Из-под потолка зал казался шкатулкой, в которую детские ручки рассадили аккуратно меленькие фигурки. На первых рядах было плотно и дружно, игрушки оживлены, беспрестанно вертели головами и хлопали друг друга по плечам. На последнем же ряду торчала единственная (позабытая?), вся перекошенная странно и неподвижная, будто сломанная, — сам Дзига.
Начали просмотр. Счастье советской женщины было явлено внятно и безальтернативно: радостное материнство, радостные же учёба и труд и — кульминация! — шанс лично увидеть отца народов на каком-нибудь слёте, а возможно, даже и прикоснуться к нему. Узбечки, украинки, туркменки и якутянки, а также прочие сёстры по советской родине демонстрировали виды счастья с такими широченными улыбками во весь экран, будто снимали фильм не для проката, а как пособие дантистам. Упругие щёки, с ямками и без; раскрытые в ликовании губы, напомаженные и нет; белейшие резцы, клыки и коренные — вот из чего наполовину была составлена лента. Меньше, чем улыбок, имелось только обнажённых грудей — из них младенцы пили молоко. Перемежались женские прелести хроникой: доклады делегаток на съездах и последующие непременные объятия с отцом. Никогда прежде Эйзен не видел, чтобы Сталина трогали так много и бесцеремонно: нескончаемые докладчицы с крестьянской душевностью льнули к его кителю и лапали за руки, словно собственного мужа. Других мужчин в картине почти не было.

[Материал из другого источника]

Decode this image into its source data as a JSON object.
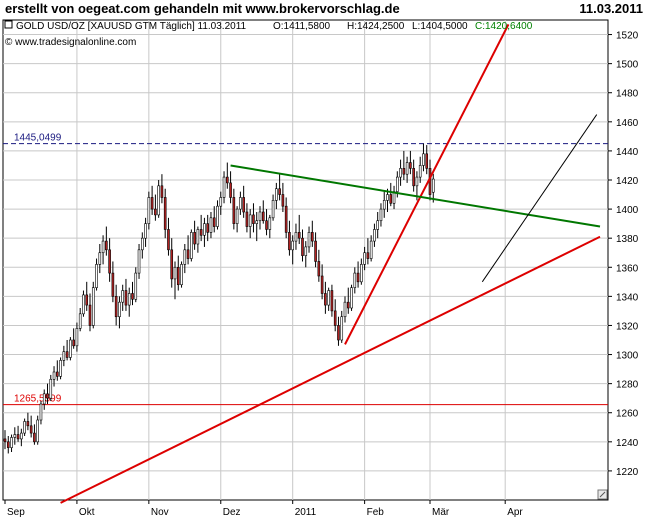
{
  "header": {
    "title": "erstellt von oegeat.com gehandeln mit www.brokervorschlag.de",
    "date": "11.03.2011"
  },
  "chart_data": {
    "type": "candlestick",
    "instrument_line": {
      "name": "GOLD USD/OZ [XAUUSD GTM  Täglich] 11.03.2011",
      "open": "O:1411,5800",
      "high": "H:1424,2500",
      "low": "L:1404,5000",
      "close": "C:1420,6400"
    },
    "copyright": "© www.tradesignalonline.com",
    "colors": {
      "up": "#ffffff",
      "down": "#b22222",
      "wick": "#000000",
      "resistance_line": "#1a1a80",
      "support_line": "#dd0000",
      "trend_red": "#dd0000",
      "trend_green": "#007700",
      "close_value": "#008000"
    },
    "y_axis": {
      "min": 1200,
      "max": 1530,
      "ticks": [
        1220,
        1240,
        1260,
        1280,
        1300,
        1320,
        1340,
        1360,
        1380,
        1400,
        1420,
        1440,
        1460,
        1480,
        1500,
        1520
      ]
    },
    "x_axis": {
      "labels": [
        {
          "text": "Sep",
          "day": 0
        },
        {
          "text": "Okt",
          "day": 22
        },
        {
          "text": "Nov",
          "day": 44
        },
        {
          "text": "Dez",
          "day": 66
        },
        {
          "text": "2011",
          "day": 88
        },
        {
          "text": "Feb",
          "day": 110
        },
        {
          "text": "Mär",
          "day": 130
        },
        {
          "text": "Apr",
          "day": 153
        }
      ],
      "grid_days": [
        22,
        44,
        66,
        88,
        110,
        130,
        153
      ]
    },
    "horizontal_levels": [
      {
        "label": "1445,0499",
        "value": 1445.05,
        "style": "dashed",
        "color": "#1a1a80"
      },
      {
        "label": "1265,5599",
        "value": 1265.56,
        "style": "solid",
        "color": "#dd0000"
      }
    ],
    "trendlines": [
      {
        "name": "long-support",
        "color": "#dd0000",
        "width": 2,
        "from": {
          "day": 17,
          "value": 1198
        },
        "to": {
          "day": 182,
          "value": 1381
        }
      },
      {
        "name": "steep-support",
        "color": "#dd0000",
        "width": 2,
        "from": {
          "day": 104,
          "value": 1307
        },
        "to": {
          "day": 154,
          "value": 1527
        }
      },
      {
        "name": "falling-resistance",
        "color": "#007700",
        "width": 2,
        "from": {
          "day": 69,
          "value": 1430
        },
        "to": {
          "day": 182,
          "value": 1388
        }
      },
      {
        "name": "projection",
        "color": "#000000",
        "width": 1,
        "from": {
          "day": 146,
          "value": 1350
        },
        "to": {
          "day": 181,
          "value": 1465
        }
      }
    ],
    "candles": [
      [
        1242,
        1248,
        1235,
        1240
      ],
      [
        1240,
        1244,
        1232,
        1236
      ],
      [
        1236,
        1245,
        1233,
        1243
      ],
      [
        1243,
        1250,
        1238,
        1245
      ],
      [
        1245,
        1251,
        1240,
        1242
      ],
      [
        1242,
        1249,
        1237,
        1246
      ],
      [
        1246,
        1256,
        1244,
        1254
      ],
      [
        1254,
        1260,
        1248,
        1251
      ],
      [
        1251,
        1258,
        1243,
        1246
      ],
      [
        1246,
        1252,
        1238,
        1240
      ],
      [
        1240,
        1258,
        1238,
        1255
      ],
      [
        1255,
        1268,
        1252,
        1266
      ],
      [
        1266,
        1276,
        1262,
        1273
      ],
      [
        1273,
        1280,
        1266,
        1270
      ],
      [
        1270,
        1286,
        1268,
        1283
      ],
      [
        1283,
        1292,
        1278,
        1288
      ],
      [
        1288,
        1296,
        1282,
        1285
      ],
      [
        1285,
        1298,
        1283,
        1296
      ],
      [
        1296,
        1306,
        1292,
        1302
      ],
      [
        1302,
        1310,
        1296,
        1298
      ],
      [
        1298,
        1312,
        1296,
        1310
      ],
      [
        1310,
        1318,
        1304,
        1306
      ],
      [
        1306,
        1322,
        1302,
        1318
      ],
      [
        1318,
        1332,
        1316,
        1328
      ],
      [
        1328,
        1344,
        1326,
        1341
      ],
      [
        1341,
        1350,
        1330,
        1334
      ],
      [
        1334,
        1342,
        1316,
        1320
      ],
      [
        1320,
        1350,
        1318,
        1346
      ],
      [
        1346,
        1366,
        1344,
        1362
      ],
      [
        1362,
        1376,
        1356,
        1370
      ],
      [
        1370,
        1382,
        1362,
        1378
      ],
      [
        1378,
        1388,
        1368,
        1372
      ],
      [
        1372,
        1380,
        1350,
        1356
      ],
      [
        1356,
        1364,
        1336,
        1340
      ],
      [
        1340,
        1348,
        1320,
        1326
      ],
      [
        1326,
        1340,
        1318,
        1336
      ],
      [
        1336,
        1348,
        1330,
        1344
      ],
      [
        1344,
        1352,
        1330,
        1334
      ],
      [
        1334,
        1346,
        1326,
        1342
      ],
      [
        1342,
        1350,
        1334,
        1338
      ],
      [
        1338,
        1360,
        1336,
        1356
      ],
      [
        1356,
        1376,
        1352,
        1372
      ],
      [
        1372,
        1384,
        1366,
        1380
      ],
      [
        1380,
        1394,
        1374,
        1390
      ],
      [
        1390,
        1412,
        1386,
        1408
      ],
      [
        1408,
        1416,
        1396,
        1400
      ],
      [
        1400,
        1410,
        1392,
        1396
      ],
      [
        1396,
        1420,
        1394,
        1416
      ],
      [
        1416,
        1424,
        1404,
        1408
      ],
      [
        1408,
        1414,
        1380,
        1386
      ],
      [
        1386,
        1394,
        1368,
        1372
      ],
      [
        1372,
        1380,
        1346,
        1352
      ],
      [
        1352,
        1364,
        1338,
        1360
      ],
      [
        1360,
        1368,
        1344,
        1348
      ],
      [
        1348,
        1364,
        1346,
        1362
      ],
      [
        1362,
        1376,
        1356,
        1372
      ],
      [
        1372,
        1382,
        1362,
        1366
      ],
      [
        1366,
        1386,
        1364,
        1384
      ],
      [
        1384,
        1392,
        1372,
        1376
      ],
      [
        1376,
        1388,
        1370,
        1386
      ],
      [
        1386,
        1396,
        1378,
        1382
      ],
      [
        1382,
        1394,
        1374,
        1390
      ],
      [
        1390,
        1396,
        1378,
        1384
      ],
      [
        1384,
        1398,
        1380,
        1394
      ],
      [
        1394,
        1402,
        1384,
        1388
      ],
      [
        1388,
        1406,
        1386,
        1402
      ],
      [
        1402,
        1412,
        1396,
        1408
      ],
      [
        1408,
        1426,
        1404,
        1422
      ],
      [
        1422,
        1432,
        1414,
        1418
      ],
      [
        1418,
        1426,
        1404,
        1408
      ],
      [
        1408,
        1414,
        1386,
        1390
      ],
      [
        1390,
        1402,
        1384,
        1400
      ],
      [
        1400,
        1412,
        1396,
        1408
      ],
      [
        1408,
        1416,
        1394,
        1398
      ],
      [
        1398,
        1404,
        1384,
        1388
      ],
      [
        1388,
        1400,
        1380,
        1396
      ],
      [
        1396,
        1404,
        1384,
        1390
      ],
      [
        1390,
        1398,
        1378,
        1392
      ],
      [
        1392,
        1402,
        1386,
        1398
      ],
      [
        1398,
        1406,
        1390,
        1392
      ],
      [
        1392,
        1400,
        1382,
        1386
      ],
      [
        1386,
        1396,
        1380,
        1394
      ],
      [
        1394,
        1410,
        1392,
        1406
      ],
      [
        1406,
        1418,
        1400,
        1414
      ],
      [
        1414,
        1424,
        1406,
        1410
      ],
      [
        1410,
        1418,
        1398,
        1402
      ],
      [
        1402,
        1408,
        1380,
        1384
      ],
      [
        1384,
        1392,
        1368,
        1372
      ],
      [
        1372,
        1382,
        1362,
        1378
      ],
      [
        1378,
        1390,
        1372,
        1384
      ],
      [
        1384,
        1396,
        1376,
        1380
      ],
      [
        1380,
        1386,
        1364,
        1368
      ],
      [
        1368,
        1378,
        1360,
        1374
      ],
      [
        1374,
        1388,
        1370,
        1384
      ],
      [
        1384,
        1392,
        1374,
        1378
      ],
      [
        1378,
        1384,
        1360,
        1364
      ],
      [
        1364,
        1372,
        1350,
        1354
      ],
      [
        1354,
        1362,
        1338,
        1342
      ],
      [
        1342,
        1350,
        1328,
        1334
      ],
      [
        1334,
        1346,
        1330,
        1344
      ],
      [
        1344,
        1348,
        1326,
        1330
      ],
      [
        1330,
        1338,
        1316,
        1320
      ],
      [
        1320,
        1326,
        1306,
        1310
      ],
      [
        1310,
        1330,
        1308,
        1326
      ],
      [
        1326,
        1340,
        1322,
        1336
      ],
      [
        1336,
        1346,
        1328,
        1332
      ],
      [
        1332,
        1348,
        1330,
        1346
      ],
      [
        1346,
        1360,
        1342,
        1356
      ],
      [
        1356,
        1364,
        1346,
        1350
      ],
      [
        1350,
        1366,
        1348,
        1362
      ],
      [
        1362,
        1374,
        1358,
        1370
      ],
      [
        1370,
        1380,
        1362,
        1366
      ],
      [
        1366,
        1382,
        1364,
        1378
      ],
      [
        1378,
        1390,
        1374,
        1386
      ],
      [
        1386,
        1398,
        1380,
        1392
      ],
      [
        1392,
        1404,
        1388,
        1400
      ],
      [
        1400,
        1412,
        1394,
        1406
      ],
      [
        1406,
        1414,
        1398,
        1410
      ],
      [
        1410,
        1418,
        1402,
        1404
      ],
      [
        1404,
        1416,
        1400,
        1412
      ],
      [
        1412,
        1426,
        1408,
        1422
      ],
      [
        1422,
        1434,
        1416,
        1428
      ],
      [
        1428,
        1440,
        1420,
        1424
      ],
      [
        1424,
        1436,
        1418,
        1432
      ],
      [
        1432,
        1440,
        1424,
        1428
      ],
      [
        1428,
        1434,
        1412,
        1416
      ],
      [
        1416,
        1426,
        1406,
        1422
      ],
      [
        1422,
        1436,
        1418,
        1430
      ],
      [
        1430,
        1445,
        1426,
        1438
      ],
      [
        1438,
        1444,
        1424,
        1428
      ],
      [
        1428,
        1434,
        1406,
        1410
      ],
      [
        1411.58,
        1424.25,
        1404.5,
        1420.64
      ]
    ]
  }
}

С первых же кадров Эйзен понял, что лента эта — не для публики. И чем дольше он смотрел, тем больше в том убеждался. И дело было вовсе не в мастерстве, им-то автор владел виртуозно: съёмки были хороши, и монтаж энергичен, и сплетение документального кино с постановками — работало. И не в титрах было дело: стихи собственного сочинения, которыми Вертов украшал все свои творения, были, на вкус Эйзена, по-прежнему чудовищны; но обывателю-то изобретаемые Дзигой нескладухи (какая-нибудь очередная “ночь-чадра, слезами пропитанная”) очень даже нравились. И искренности авторской в картине было с лихвою. А уж любования героинями…
В чём же тогда дело? Почему в первые же минуты возникало желание отвернуться стыдливо, а лучше — выйти из зала?